1999 book by Jeffery Deaver

First edition (publ. Simon & Schuster)

The Devil's Teardrop is a 1999 novel by author Jeffery Deaver, first published by Simon & Schuster. Like many of Deaver’s works, it is a suspense-crime novel with several plot twists. Deaver, whose suspense fiction has been hailed as "a thrill ride between covers" by the Los Angeles Times, imagines a chilling scenario: a killer set unleash a devastating plot of murder and mayhem on the last night of the millennium. The devil's teardrop is also a nickname for obsidian.
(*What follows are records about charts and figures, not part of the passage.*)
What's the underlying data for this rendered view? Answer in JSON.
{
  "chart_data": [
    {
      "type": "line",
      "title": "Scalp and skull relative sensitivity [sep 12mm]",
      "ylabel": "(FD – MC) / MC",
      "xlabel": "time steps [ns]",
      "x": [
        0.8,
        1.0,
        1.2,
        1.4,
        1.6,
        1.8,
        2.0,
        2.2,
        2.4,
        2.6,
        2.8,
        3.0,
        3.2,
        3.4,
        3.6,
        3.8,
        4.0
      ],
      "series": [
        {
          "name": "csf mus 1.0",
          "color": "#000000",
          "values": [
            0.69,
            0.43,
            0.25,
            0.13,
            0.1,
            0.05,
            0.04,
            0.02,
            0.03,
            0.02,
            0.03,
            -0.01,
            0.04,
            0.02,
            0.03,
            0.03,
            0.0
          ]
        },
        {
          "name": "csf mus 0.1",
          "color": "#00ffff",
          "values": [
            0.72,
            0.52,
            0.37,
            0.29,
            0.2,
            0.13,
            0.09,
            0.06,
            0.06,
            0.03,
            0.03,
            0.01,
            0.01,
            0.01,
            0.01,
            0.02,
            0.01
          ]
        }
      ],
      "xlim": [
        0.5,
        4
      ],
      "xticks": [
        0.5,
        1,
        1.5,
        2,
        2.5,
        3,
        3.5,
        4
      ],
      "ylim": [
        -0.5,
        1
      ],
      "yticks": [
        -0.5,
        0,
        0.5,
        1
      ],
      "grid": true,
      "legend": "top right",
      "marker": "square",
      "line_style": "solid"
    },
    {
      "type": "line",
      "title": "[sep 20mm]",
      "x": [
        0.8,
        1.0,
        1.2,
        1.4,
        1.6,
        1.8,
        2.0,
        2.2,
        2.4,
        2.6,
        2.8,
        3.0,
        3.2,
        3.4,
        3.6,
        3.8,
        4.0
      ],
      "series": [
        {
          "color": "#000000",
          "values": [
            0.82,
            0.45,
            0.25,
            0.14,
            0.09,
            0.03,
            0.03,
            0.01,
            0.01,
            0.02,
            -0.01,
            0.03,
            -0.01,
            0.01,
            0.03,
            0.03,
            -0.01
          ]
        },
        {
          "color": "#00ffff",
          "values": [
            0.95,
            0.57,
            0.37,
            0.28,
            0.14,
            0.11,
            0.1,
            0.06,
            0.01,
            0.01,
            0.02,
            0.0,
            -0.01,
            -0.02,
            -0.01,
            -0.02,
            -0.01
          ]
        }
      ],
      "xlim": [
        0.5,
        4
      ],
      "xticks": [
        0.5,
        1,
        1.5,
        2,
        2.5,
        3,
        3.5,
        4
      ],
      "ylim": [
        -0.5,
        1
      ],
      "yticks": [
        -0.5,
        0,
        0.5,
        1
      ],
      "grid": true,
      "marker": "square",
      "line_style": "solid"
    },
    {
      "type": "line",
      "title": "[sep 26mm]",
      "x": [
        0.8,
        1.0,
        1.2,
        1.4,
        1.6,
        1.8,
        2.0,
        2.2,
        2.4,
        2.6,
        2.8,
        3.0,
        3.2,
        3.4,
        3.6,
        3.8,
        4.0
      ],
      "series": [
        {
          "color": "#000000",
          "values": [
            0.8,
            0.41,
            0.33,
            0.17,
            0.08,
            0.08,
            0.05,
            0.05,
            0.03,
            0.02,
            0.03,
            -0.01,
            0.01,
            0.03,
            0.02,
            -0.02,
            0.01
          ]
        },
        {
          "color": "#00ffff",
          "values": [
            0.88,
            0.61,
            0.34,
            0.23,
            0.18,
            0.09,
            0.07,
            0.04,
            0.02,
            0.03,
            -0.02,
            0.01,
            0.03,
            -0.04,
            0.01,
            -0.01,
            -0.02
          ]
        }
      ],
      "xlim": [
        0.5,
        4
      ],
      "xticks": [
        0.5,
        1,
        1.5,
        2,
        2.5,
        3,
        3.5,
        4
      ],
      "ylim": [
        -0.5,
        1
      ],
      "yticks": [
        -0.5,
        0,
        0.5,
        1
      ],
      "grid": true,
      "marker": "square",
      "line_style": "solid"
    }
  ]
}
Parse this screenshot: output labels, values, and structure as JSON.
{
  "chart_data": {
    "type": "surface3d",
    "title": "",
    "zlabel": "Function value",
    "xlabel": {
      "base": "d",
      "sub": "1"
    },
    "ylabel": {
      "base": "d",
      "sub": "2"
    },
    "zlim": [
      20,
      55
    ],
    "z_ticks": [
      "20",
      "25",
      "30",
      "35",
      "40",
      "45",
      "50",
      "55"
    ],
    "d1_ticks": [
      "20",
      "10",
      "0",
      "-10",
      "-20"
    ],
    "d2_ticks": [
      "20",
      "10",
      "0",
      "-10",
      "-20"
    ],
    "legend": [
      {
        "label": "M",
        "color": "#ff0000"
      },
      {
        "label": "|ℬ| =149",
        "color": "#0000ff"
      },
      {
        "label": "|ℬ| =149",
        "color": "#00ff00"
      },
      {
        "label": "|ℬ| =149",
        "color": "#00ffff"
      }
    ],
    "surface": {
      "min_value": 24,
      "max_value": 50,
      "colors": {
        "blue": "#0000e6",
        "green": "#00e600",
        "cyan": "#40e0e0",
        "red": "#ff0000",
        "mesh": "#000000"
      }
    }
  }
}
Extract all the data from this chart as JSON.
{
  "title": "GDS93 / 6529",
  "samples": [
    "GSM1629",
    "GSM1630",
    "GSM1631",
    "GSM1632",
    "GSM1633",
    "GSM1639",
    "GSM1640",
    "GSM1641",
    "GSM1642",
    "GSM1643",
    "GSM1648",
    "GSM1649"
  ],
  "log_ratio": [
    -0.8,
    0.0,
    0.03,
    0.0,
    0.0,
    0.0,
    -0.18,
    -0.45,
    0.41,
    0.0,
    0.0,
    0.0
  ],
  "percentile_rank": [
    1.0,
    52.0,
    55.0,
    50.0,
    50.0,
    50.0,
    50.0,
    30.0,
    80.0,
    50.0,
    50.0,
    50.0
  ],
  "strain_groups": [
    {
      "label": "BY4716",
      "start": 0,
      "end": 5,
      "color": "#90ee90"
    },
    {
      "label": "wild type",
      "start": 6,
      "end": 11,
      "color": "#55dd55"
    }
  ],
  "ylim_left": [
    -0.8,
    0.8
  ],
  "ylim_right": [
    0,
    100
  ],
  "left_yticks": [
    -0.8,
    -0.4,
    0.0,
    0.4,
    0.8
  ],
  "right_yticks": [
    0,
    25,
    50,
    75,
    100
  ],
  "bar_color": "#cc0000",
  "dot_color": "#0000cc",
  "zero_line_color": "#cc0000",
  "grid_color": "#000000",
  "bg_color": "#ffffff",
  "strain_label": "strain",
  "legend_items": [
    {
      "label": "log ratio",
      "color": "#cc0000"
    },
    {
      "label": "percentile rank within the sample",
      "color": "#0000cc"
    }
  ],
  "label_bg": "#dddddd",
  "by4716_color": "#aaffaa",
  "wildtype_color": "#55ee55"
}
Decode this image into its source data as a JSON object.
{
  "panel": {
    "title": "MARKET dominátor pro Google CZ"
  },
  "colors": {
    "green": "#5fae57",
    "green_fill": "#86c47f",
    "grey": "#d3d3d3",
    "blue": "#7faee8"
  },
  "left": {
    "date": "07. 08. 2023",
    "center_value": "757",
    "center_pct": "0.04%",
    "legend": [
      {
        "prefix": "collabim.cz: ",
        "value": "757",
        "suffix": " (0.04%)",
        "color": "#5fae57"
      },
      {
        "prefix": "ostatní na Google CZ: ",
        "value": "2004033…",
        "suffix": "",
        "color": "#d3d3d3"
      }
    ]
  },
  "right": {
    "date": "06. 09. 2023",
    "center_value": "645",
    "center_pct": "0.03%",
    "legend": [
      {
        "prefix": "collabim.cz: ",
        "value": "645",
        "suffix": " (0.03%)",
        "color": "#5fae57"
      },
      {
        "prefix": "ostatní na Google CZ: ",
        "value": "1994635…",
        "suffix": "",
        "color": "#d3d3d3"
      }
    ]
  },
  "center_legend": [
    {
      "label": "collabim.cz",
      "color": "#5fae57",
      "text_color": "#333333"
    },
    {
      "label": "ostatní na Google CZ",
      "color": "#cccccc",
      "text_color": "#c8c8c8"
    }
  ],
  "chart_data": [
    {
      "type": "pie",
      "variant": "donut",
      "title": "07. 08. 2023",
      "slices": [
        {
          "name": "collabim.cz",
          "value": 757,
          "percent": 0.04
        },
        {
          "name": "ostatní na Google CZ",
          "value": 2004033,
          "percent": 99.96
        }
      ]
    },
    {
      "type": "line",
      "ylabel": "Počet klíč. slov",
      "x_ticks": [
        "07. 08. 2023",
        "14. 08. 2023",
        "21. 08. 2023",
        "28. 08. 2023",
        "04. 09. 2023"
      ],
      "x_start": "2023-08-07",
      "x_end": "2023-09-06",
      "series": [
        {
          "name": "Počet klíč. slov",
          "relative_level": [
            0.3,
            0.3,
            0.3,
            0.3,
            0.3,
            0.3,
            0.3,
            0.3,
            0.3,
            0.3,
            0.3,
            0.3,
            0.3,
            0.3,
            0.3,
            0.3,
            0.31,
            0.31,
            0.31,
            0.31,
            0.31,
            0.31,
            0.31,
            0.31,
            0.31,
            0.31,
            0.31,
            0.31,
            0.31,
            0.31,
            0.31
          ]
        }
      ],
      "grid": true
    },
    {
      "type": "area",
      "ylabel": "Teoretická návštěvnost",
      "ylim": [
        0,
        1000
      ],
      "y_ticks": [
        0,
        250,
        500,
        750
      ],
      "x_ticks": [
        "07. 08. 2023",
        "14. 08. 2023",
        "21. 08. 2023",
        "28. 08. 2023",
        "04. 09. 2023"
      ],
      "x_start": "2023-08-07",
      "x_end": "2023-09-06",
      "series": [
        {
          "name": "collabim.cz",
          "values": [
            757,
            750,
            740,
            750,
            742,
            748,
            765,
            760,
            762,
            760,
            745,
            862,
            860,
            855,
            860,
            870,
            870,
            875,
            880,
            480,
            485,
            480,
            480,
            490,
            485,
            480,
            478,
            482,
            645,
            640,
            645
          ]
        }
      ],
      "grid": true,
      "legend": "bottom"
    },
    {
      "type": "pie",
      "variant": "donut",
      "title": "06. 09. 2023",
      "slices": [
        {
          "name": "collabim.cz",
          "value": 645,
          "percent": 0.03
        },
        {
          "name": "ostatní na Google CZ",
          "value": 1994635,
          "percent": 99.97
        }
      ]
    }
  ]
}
It was the basis for the 2010 TV movie of the same name, starring Tom Everett Scott and Natasha Henstridge.

==Plot summary==
On New Year's Eve morning, 1999, in Dupont Circle, Washington, D.C., a killer referred to as 'the Digger' guns down tens of innocent people at the metro station. A man, Gilbert Havel, sends a letter to the Mayor Gerald Kennedy demanding twenty million dollars cash to be dropped off at a park near Interstate 66 in bags. The letter goes on to explain that if his demands are not met the Digger will continue to strike at secret locations – at 4 p.m., 8 p.m. and at Midnight. Kennedy decides to deliver the money to the extortionist to ensure no more innocents are harmed, and to make sure the town doesn't lose faith in the Mayor as election time is nearing.

Agent Margret Lukas, the agent responsible for the case, wants to either put tracking on the bags, or take the extortionist down when he comes for the money. However, Havel is killed in a hit-and-run incident before he can make it to the drop-off point.

All that Agent Margret has now is a letter, a dead body, and the knowledge that since the Digger had not been called off he will continue to continue with the remaining attacks. Assisting her in the investigation are officer Len Hardy and Detective Cage.

At his home, retired FBI Document Examiner Parker Kincaid is spending time with his daughter and son and studying a letter that was supposedly written by late President Thomas Jefferson. It is when he is debating the authenticity of the letter that his ex-wife, Joan, comes and tells him that she wants the custody of their children. To Parker's dismay Joan's social worker will be at his house the next day.

Parker receives an unwanted call from Cage, an old friend, and Cage tells Parker that he needs Parker's help with a letter based on the subway shootings. Sensing this as a bad idea because of his children, Parker declines. After some time pondering about the shooting and all the innocent children that had died, he assures his son Robby that 'the Boatman' (a suspect from Parker's past case that tried to break in through Robby's window) won't show up, Parker shows up at Lukas's investigation site.

Parker studies the letter and concludes that although the writer seems dumb or foreign by the mistakes he makes, it is deliberate and the extortionist is actually intellectual. He also makes note of a strange stroke done over the letter 'i' which he dubs the 'Devil's Teardrop'.

In scans conducted by Hardy and Parker there is an imprint on the letter caused by being under another piece of paper. The imprint is suffixed with '-tel', which the team concludes that the second attack site must be a hotel.